Oh hey i figured it out, turned the volume up, thought i was going crazy. said i had a message, thought it was going to say that forever.I was wondering why it kept saying that! :roll: im stupid. apparently i had a message. read it, the voice went away :mrgreen:



Oh hey, another knew thing, the black card, I _may_ have accidentilly pressed it wondering what it was. sorry paradox! didnt know it would was a vote to ban u. :!: or something[/i]


----------



## mrmoby (Jan 18, 2005)

glad to see things back up and runnning. Lots of new things. Does anyone know what these fish flkes are for?
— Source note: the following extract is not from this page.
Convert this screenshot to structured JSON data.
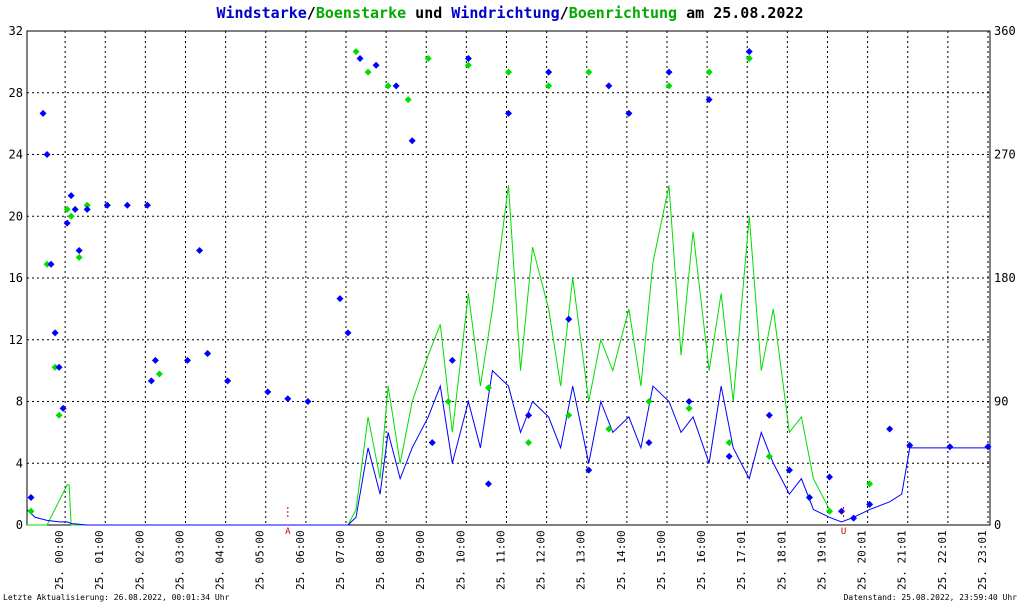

I have racked up a bunch in the short time I have been on, and don't know what they are.


----------



## melonhead (Jan 18, 2005)

fish flakes? where do you see this?
LP


----------



## melonhead (Jan 18, 2005)

wow, that color is really bad...sorry.
what it says is:
where do you see fish flakes? i can't find it.
LP


----------



## SHECHO (Jan 18, 2005)

Atta boy Mark!!  
Glad to see the board up and working again


----------



## Vassili (Jan 18, 2005)

Great to see it back up and running, considering how i had only just joined before the server crash!

Vassili


----------



## hail_sniper (Jan 18, 2005)

he removed them as he didnt see it adequete the "fish flakes" that is


----------



## mrmoby (Jan 18, 2005)

The fishflakes was a number that was included in the area with your name and other stats. It was there when I reregistered, and the number of flakes increased with each page viewed. Im not sure exactly what they were for, but have read that they were't particularly useful, and already discontinued.


----------